Un’altra istituzione del mercato del lavoro, ritenuta fondamentale per affrontare le disuguaglianze di reddito, è la contrattazione collettiva. La sua efficacia dipende dalla posizione dei lavoratori nella distribuzione dei salari, dall’esito delle negoziazioni per i diversi tipi di lavoratori e dal grado di centralizzazione e coordinamento della contrattazione stessa. Complessivamente, occorre considerare i salari minimi e la contrattazione collettiva come fattori complementari di una medesima azione politica.
Il perseguimento della piena occupazione costituisce un ulteriore veicolo della riduzione delle disparità. A tal proposito, è necessario promuovere imprese sostenibili, attraverso incentivi agli investimenti e all’incremento della produttività.

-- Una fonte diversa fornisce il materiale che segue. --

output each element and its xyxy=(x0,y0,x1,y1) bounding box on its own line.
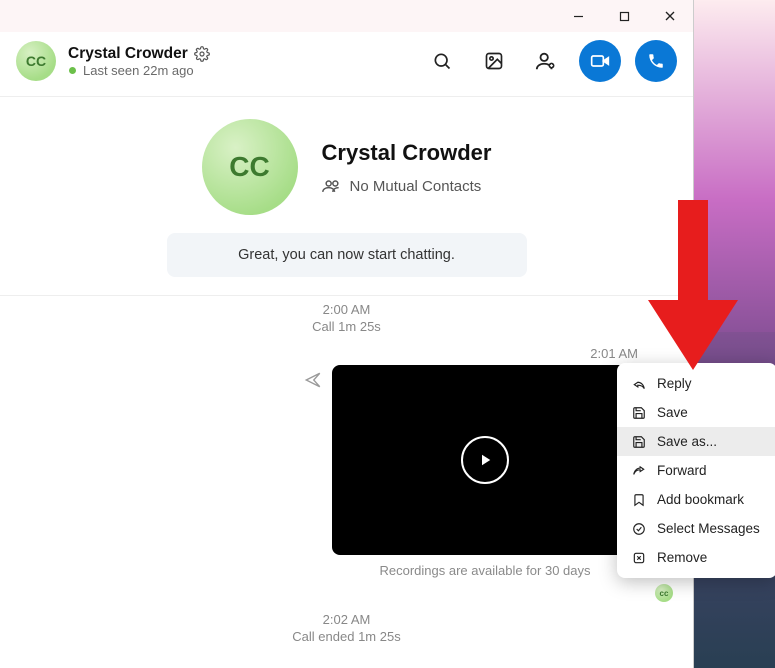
menu-add-bookmark[interactable]: Add bookmark xyxy=(617,485,775,514)
save-icon xyxy=(631,406,647,420)
menu-label: Reply xyxy=(657,376,692,391)
save-as-icon xyxy=(631,435,647,449)
menu-forward[interactable]: Forward xyxy=(617,456,775,485)
bookmark-icon xyxy=(631,493,647,507)
chat-window: CC Crystal Crowder Last seen 22m ago xyxy=(0,0,694,668)
gallery-button[interactable] xyxy=(475,42,513,80)
menu-label: Save xyxy=(657,405,688,420)
profile-name: Crystal Crowder xyxy=(322,140,492,166)
menu-label: Forward xyxy=(657,463,707,478)
timestamp: 2:00 AM xyxy=(0,302,693,317)
header-actions xyxy=(423,40,677,82)
maximize-icon xyxy=(619,11,630,22)
conversation-header: CC Crystal Crowder Last seen 22m ago xyxy=(0,32,693,97)
header-avatar[interactable]: CC xyxy=(16,41,56,81)
presence-text: Last seen 22m ago xyxy=(83,63,194,78)
call-ended-text: Call ended 1m 25s xyxy=(0,629,693,644)
menu-save[interactable]: Save xyxy=(617,398,775,427)
search-button[interactable] xyxy=(423,42,461,80)
play-icon xyxy=(476,451,494,469)
annotation-arrow-icon xyxy=(648,200,738,375)
add-people-button[interactable] xyxy=(527,42,565,80)
gear-icon[interactable] xyxy=(194,46,210,62)
remove-icon xyxy=(631,551,647,565)
window-close-button[interactable] xyxy=(647,0,693,32)
menu-label: Save as... xyxy=(657,434,717,449)
window-maximize-button[interactable] xyxy=(601,0,647,32)
minimize-icon xyxy=(573,11,584,22)
profile-avatar[interactable]: CC xyxy=(202,119,298,215)
presence-dot-icon xyxy=(68,66,77,75)
header-avatar-initials: CC xyxy=(26,53,46,69)
contact-name[interactable]: Crystal Crowder xyxy=(68,45,188,63)
close-icon xyxy=(664,10,676,22)
select-icon xyxy=(631,522,647,536)
outgoing-media-row xyxy=(0,365,693,555)
timestamp: 2:02 AM xyxy=(0,612,693,627)
recording-availability-note: Recordings are available for 30 days xyxy=(332,563,638,578)
profile-section: CC Crystal Crowder No Mutual Contacts Gr… xyxy=(0,97,693,295)
video-icon xyxy=(590,51,610,71)
menu-label: Remove xyxy=(657,550,707,565)
message-context-menu: Reply Save Save as... Forward Add bookma… xyxy=(617,363,775,578)
start-chatting-text: Great, you can now start chatting. xyxy=(238,247,455,263)
seen-by-avatar: cc xyxy=(655,584,673,602)
forward-icon xyxy=(631,464,647,478)
menu-label: Select Messages xyxy=(657,521,760,536)
seen-initials: cc xyxy=(660,589,669,598)
window-titlebar xyxy=(0,0,693,32)
sent-indicator-icon xyxy=(304,371,322,394)
header-name-block: Crystal Crowder Last seen 22m ago xyxy=(68,45,423,78)
menu-save-as[interactable]: Save as... xyxy=(617,427,775,456)
timestamp: 2:01 AM xyxy=(0,346,693,361)
chat-timeline[interactable]: 2:00 AM Call 1m 25s 2:01 AM Recordings a… xyxy=(0,295,693,668)
profile-avatar-initials: CC xyxy=(229,151,269,183)
menu-label: Add bookmark xyxy=(657,492,744,507)
window-minimize-button[interactable] xyxy=(555,0,601,32)
mutual-contacts-text: No Mutual Contacts xyxy=(350,178,482,195)
call-duration: Call 1m 25s xyxy=(0,319,693,334)
reply-icon xyxy=(631,377,647,391)
search-icon xyxy=(432,51,452,71)
phone-icon xyxy=(647,52,665,70)
start-chatting-banner: Great, you can now start chatting. xyxy=(167,233,527,277)
video-recording-thumbnail[interactable] xyxy=(332,365,638,555)
image-icon xyxy=(484,51,504,71)
menu-remove[interactable]: Remove xyxy=(617,543,775,572)
play-button[interactable] xyxy=(461,436,509,484)
audio-call-button[interactable] xyxy=(635,40,677,82)
video-call-button[interactable] xyxy=(579,40,621,82)
menu-select-messages[interactable]: Select Messages xyxy=(617,514,775,543)
people-icon xyxy=(322,179,342,193)
person-add-icon xyxy=(535,50,557,72)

Inoltre, per garantire remunerazioni più eque, l’ILO suggerisce l’implementazione di politiche tese ad eliminare i differenziali salariali “inspiegabili” dal punto di vista del capitale umano e delle caratteristiche del mercato del lavoro. Tra le altre, si raccomandano misure di lotta alle pratiche discriminatorie e agli stereotipi di genere, come pure politiche effettive per la maternità e la paternità.

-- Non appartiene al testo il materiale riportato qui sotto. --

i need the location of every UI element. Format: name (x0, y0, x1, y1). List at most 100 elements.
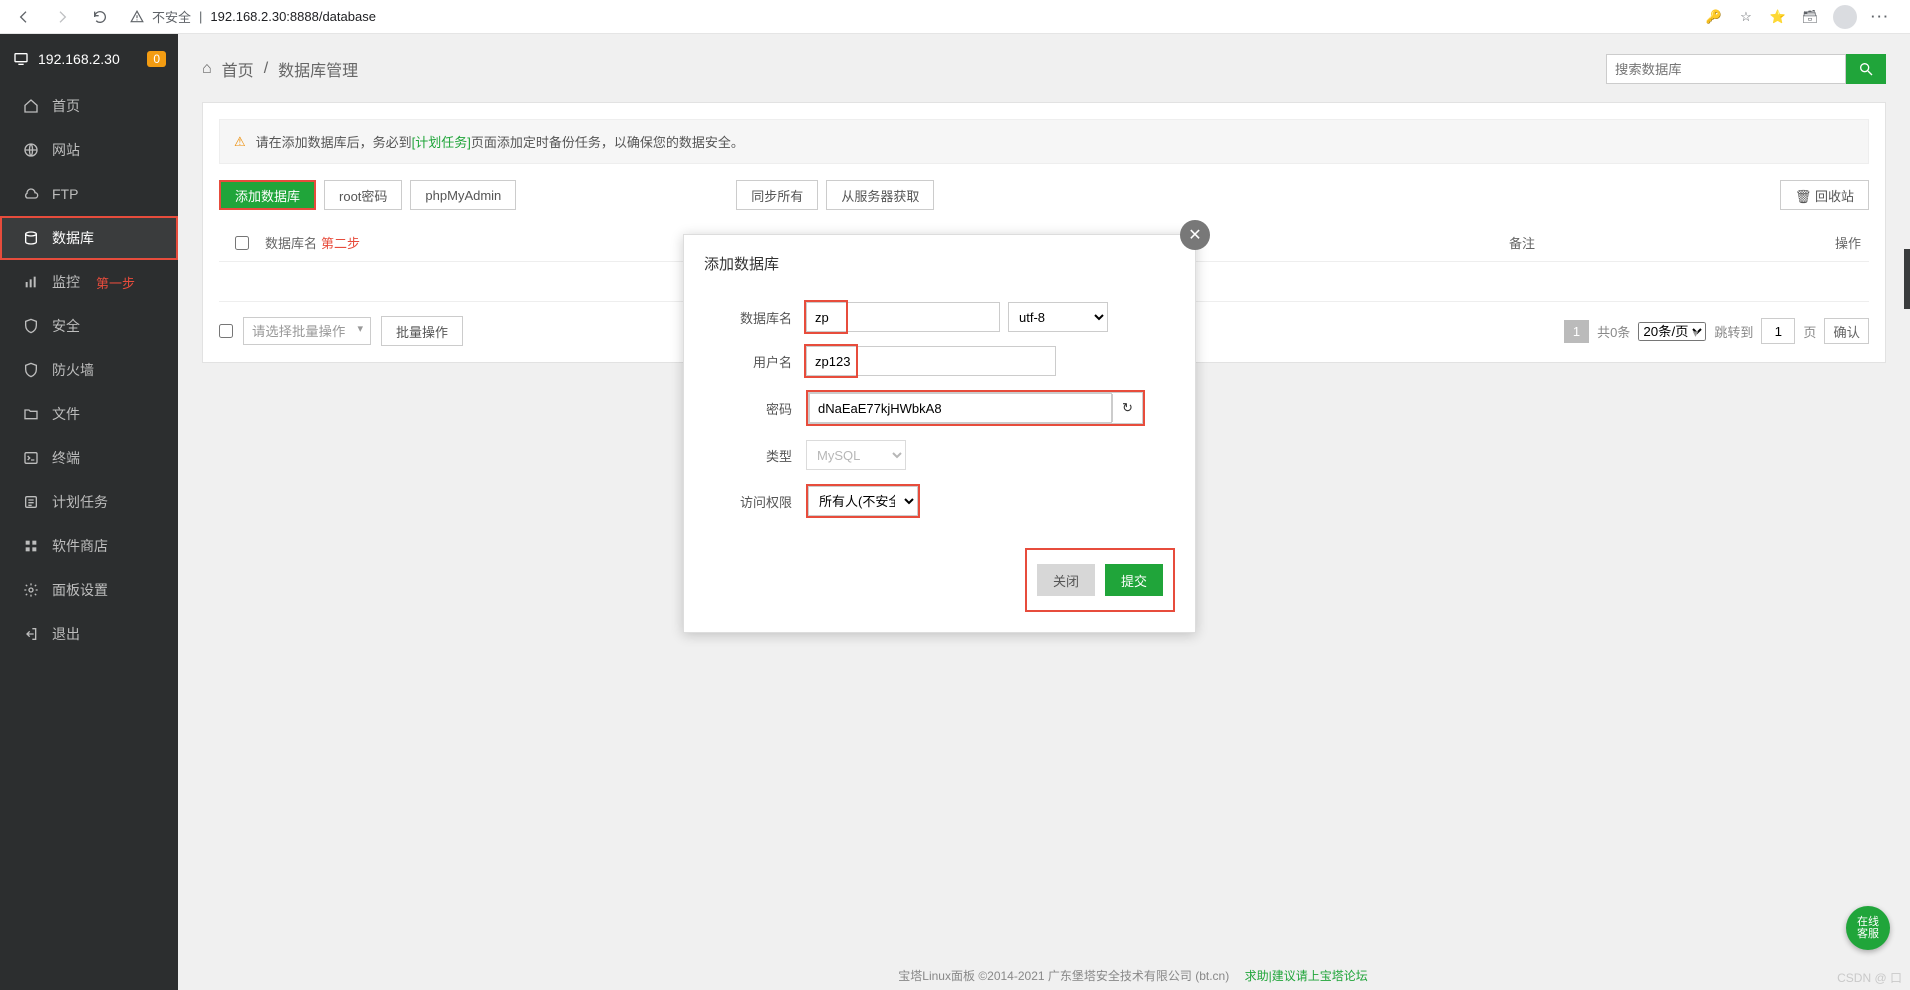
batch-button[interactable]: 批量操作 (381, 316, 463, 346)
crumb-sep: / (264, 60, 268, 78)
alert-text2: 页面添加定时备份任务，以确保您的数据安全。 (471, 135, 744, 150)
col-ops-label: 操作 (1789, 233, 1869, 252)
page-total: 共0条 (1597, 322, 1630, 341)
batch-select[interactable]: 请选择批量操作 (243, 317, 371, 345)
back-icon[interactable] (10, 3, 38, 31)
firewall-icon (22, 361, 40, 379)
close-button[interactable]: 关闭 (1037, 564, 1095, 596)
folder-icon (22, 405, 40, 423)
add-db-modal: ✕ 添加数据库 数据库名 utf-8 用户名 (683, 234, 1196, 633)
col-name-label: 数据库名 (265, 236, 317, 251)
refresh-icon[interactable]: ↻ (1112, 394, 1142, 422)
star-icon[interactable]: ☆ (1737, 8, 1755, 26)
sidebar-item-label: 面板设置 (52, 580, 108, 600)
forward-icon[interactable] (48, 3, 76, 31)
url-text: 192.168.2.30:8888/database (210, 9, 376, 24)
dbname-input[interactable] (806, 302, 1000, 332)
cloud-icon (22, 185, 40, 203)
watermark: CSDN @ 口 (1837, 969, 1902, 986)
label-user: 用户名 (714, 352, 806, 371)
password-input[interactable] (809, 393, 1112, 423)
phpmyadmin-button[interactable]: phpMyAdmin (410, 180, 516, 210)
collections-icon[interactable]: 🗃 (1801, 8, 1819, 26)
favorites-icon[interactable]: ⭐ (1769, 8, 1787, 26)
user-input[interactable] (806, 346, 1056, 376)
tasks-icon (22, 493, 40, 511)
sidebar-item-store[interactable]: 软件商店 (0, 524, 178, 568)
col-note-label: 备注 (1509, 233, 1789, 252)
main-content: ⌂ 首页 / 数据库管理 ⚠ 请在添加数据库后，务必到[计划任务]页面添加定时备… (178, 34, 1910, 990)
batch-checkbox[interactable] (219, 324, 233, 338)
monitor-icon (12, 50, 30, 68)
alert-link[interactable]: [计划任务] (412, 135, 471, 150)
alert-banner: ⚠ 请在添加数据库后，务必到[计划任务]页面添加定时备份任务，以确保您的数据安全… (219, 119, 1869, 164)
sidebar-item-site[interactable]: 网站 (0, 128, 178, 172)
key-icon[interactable]: 🔑 (1705, 8, 1723, 26)
search-button[interactable] (1846, 54, 1886, 84)
reload-icon[interactable] (86, 3, 114, 31)
crumb-current: 数据库管理 (278, 57, 358, 81)
sidebar-item-home[interactable]: 首页 (0, 84, 178, 128)
sidebar-item-terminal[interactable]: 终端 (0, 436, 178, 480)
support-fab[interactable]: 在线 客服 (1846, 906, 1890, 950)
label-pw: 密码 (714, 399, 806, 418)
page-footer: 宝塔Linux面板 ©2014-2021 广东堡塔安全技术有限公司 (bt.cn… (356, 967, 1910, 984)
select-all-checkbox[interactable] (235, 236, 249, 250)
close-icon[interactable]: ✕ (1180, 220, 1210, 250)
scrollbar-indicator[interactable] (1904, 249, 1910, 309)
label-access: 访问权限 (714, 492, 806, 511)
sidebar-item-cron[interactable]: 计划任务 (0, 480, 178, 524)
sidebar-item-ftp[interactable]: FTP (0, 172, 178, 216)
jump-label: 跳转到 (1714, 322, 1753, 341)
trash-button[interactable]: 🗑 回收站 (1780, 180, 1869, 210)
search-box (1606, 54, 1886, 84)
sidebar-item-database[interactable]: 数据库 (0, 216, 178, 260)
page-size-select[interactable]: 20条/页 (1638, 322, 1706, 341)
crumb-home[interactable]: 首页 (222, 57, 254, 81)
insecure-icon (130, 10, 144, 24)
host-ip: 192.168.2.30 (38, 51, 120, 67)
sidebar-item-security[interactable]: 安全 (0, 304, 178, 348)
browser-right-icons: 🔑 ☆ ⭐ 🗃 ··· (1705, 5, 1900, 29)
sidebar-item-settings[interactable]: 面板设置 (0, 568, 178, 612)
jump-button[interactable]: 确认 (1824, 318, 1869, 344)
footer-text: 宝塔Linux面板 ©2014-2021 广东堡塔安全技术有限公司 (bt.cn… (898, 969, 1241, 983)
sidebar-item-label: 首页 (52, 96, 80, 116)
root-pw-button[interactable]: root密码 (324, 180, 402, 210)
sidebar-item-label: 安全 (52, 316, 80, 336)
gear-icon (22, 581, 40, 599)
apps-icon (22, 537, 40, 555)
logout-icon (22, 625, 40, 643)
encoding-select[interactable]: utf-8 (1008, 302, 1108, 332)
toolbar: 添加数据库 root密码 phpMyAdmin 同步所有 从服务器获取 🗑 回收… (219, 180, 1869, 210)
sidebar-item-label: 终端 (52, 448, 80, 468)
add-db-button[interactable]: 添加数据库 (219, 180, 316, 210)
notify-badge[interactable]: 0 (147, 51, 166, 67)
sidebar-item-logout[interactable]: 退出 (0, 612, 178, 656)
access-select[interactable]: 所有人(不安全) (808, 486, 918, 516)
more-icon[interactable]: ··· (1871, 9, 1890, 24)
sidebar-header: 192.168.2.30 0 (0, 34, 178, 84)
sidebar-item-label: 退出 (52, 624, 80, 644)
home-icon: ⌂ (202, 60, 212, 78)
sidebar-item-label: 文件 (52, 404, 80, 424)
sidebar-item-files[interactable]: 文件 (0, 392, 178, 436)
insecure-label: 不安全 (152, 7, 191, 26)
fetch-server-button[interactable]: 从服务器获取 (826, 180, 934, 210)
sidebar-item-firewall[interactable]: 防火墙 (0, 348, 178, 392)
submit-button[interactable]: 提交 (1105, 564, 1163, 596)
jump-input[interactable] (1761, 318, 1795, 344)
search-input[interactable] (1606, 54, 1846, 84)
sidebar-item-label: 软件商店 (52, 536, 108, 556)
sidebar-item-monitor[interactable]: 监控 第一步 (0, 260, 178, 304)
page-label: 页 (1803, 322, 1816, 341)
footer-link[interactable]: 求助|建议请上宝塔论坛 (1245, 969, 1368, 983)
shield-icon (22, 317, 40, 335)
profile-avatar[interactable] (1833, 5, 1857, 29)
page-current: 1 (1564, 320, 1589, 343)
address-bar[interactable]: 不安全 | 192.168.2.30:8888/database (124, 7, 1695, 26)
browser-toolbar: 不安全 | 192.168.2.30:8888/database 🔑 ☆ ⭐ 🗃… (0, 0, 1910, 34)
home-icon (22, 97, 40, 115)
globe-icon (22, 141, 40, 159)
sync-all-button[interactable]: 同步所有 (736, 180, 818, 210)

Infine, le politiche fiscali vengono applicate dai governi, allo scopo di contrastare le disuguaglianze. Tuttavia, nelle economie sviluppate, il declino della quota del reddito da lavoro e l’aumento della mobilità dei capitali compromettono l’efficacia di una redistribuzione, perseguita attraverso la tassazione. Per questa ragione, la riduzione delle disparità mediante manovre fiscali è garantita soprattutto dai sistemi di protezione sociale.
Valutazione d’insieme: servono azioni coordinate
Complessivamente, l’ILO richiede l’applicazione di politiche coerenti e complementari. Da un lato, si raccomanda il potenziamento delle misure di protezione sociale anche nell’otica di promuovere l’occupazione. Dall’altro, si sollecita il miglioramento dei sistemi di tassazione per garantire a tutti i lavoratori un’equa retribuzione. Così, la diminuzione delle disparità salariali si tramuta in un incremento dei consumi e della domanda aggregata, nonché in un’espansione della base imponibile e delle rendite governative, che conferisce continuità a questo circolo virtuoso, consentendo alle autorità di investire ulteriormente nei sistemi di protezione sociale. Al contrario, politiche governative tese esclusivamente a sollecitare le esportazioni, mediante l’applicazione di tagli ai salari, sono destinate a produrre benefici solo all’interno dei paesi che le adottano e sono un ostacolo alla crescita della domanda aggregata a livello globale, oltre che un pericoloso carburante per la proliferazione di dinamiche competitive interstatali.